Had a similar thing happen to me on my shin. Got hit with the bottom corner of a car door. Didn't bleed, just thought it was going to bruise. A few days later I had black streaks running down my ankle, and a hole opened up I could stick my finger in where the wound was. Ended up on antibiotics and crutches for a while. Still have a big *** scar from it 20 years later.
I live in a country where we have universal health care. That means everyone has access to heath care on the same level as you would in the US with health insurance but we pay for our health care out of tax dollars instead of insurance company contributions. Yeah, you pay slightly higher taxes in this system but that portion is less than what you would pay to a health insurance provider.

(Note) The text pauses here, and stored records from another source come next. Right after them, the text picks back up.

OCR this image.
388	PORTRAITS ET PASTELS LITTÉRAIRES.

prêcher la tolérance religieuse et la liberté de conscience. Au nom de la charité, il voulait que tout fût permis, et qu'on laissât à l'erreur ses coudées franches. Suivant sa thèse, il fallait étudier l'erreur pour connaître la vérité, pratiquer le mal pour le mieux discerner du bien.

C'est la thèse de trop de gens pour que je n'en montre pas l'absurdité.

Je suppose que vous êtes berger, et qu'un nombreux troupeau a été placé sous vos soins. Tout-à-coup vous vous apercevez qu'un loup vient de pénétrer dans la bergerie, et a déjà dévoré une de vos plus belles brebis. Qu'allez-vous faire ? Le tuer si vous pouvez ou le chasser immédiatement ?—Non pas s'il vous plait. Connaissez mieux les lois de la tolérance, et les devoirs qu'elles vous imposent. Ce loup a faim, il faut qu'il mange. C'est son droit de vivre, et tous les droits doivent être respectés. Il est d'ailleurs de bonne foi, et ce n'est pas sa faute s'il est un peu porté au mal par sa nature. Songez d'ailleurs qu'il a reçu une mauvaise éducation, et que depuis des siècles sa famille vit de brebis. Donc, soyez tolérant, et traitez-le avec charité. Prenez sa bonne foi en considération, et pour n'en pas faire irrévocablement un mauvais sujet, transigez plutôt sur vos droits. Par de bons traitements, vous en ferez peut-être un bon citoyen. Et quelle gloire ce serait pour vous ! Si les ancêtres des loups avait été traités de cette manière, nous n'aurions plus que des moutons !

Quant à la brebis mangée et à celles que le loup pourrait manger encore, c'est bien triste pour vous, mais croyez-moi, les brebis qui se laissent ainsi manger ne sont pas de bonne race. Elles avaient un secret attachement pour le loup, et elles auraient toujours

It's not perfect, sometimes there are waits to see a specialist for a non critical procedure, and it does not pay for prescription drugs, but over all everyone gets treated the best way possible and it works pretty well due to the efficiencies it allows. You also do not loose coverage if you loose your job or are elderly and no one looses their home over health care expenses. Another benefit of universal health care is increased life expectancy for those who do not have insurance. The average life expentency in Canada is 81.2 years, the average life expectancy in the US is 78.1 years.
When you remove the portion of health care dollars going to profits for the insurance companies, all the additional billing and accounting overhead required, and private hospitals taking their cut the cost per person for health care goes down 50% or more. I don't understand why so many people are against universal health care in the US?
Last edited by fat_tony; Jul 21, 2011 at 02:50 PM.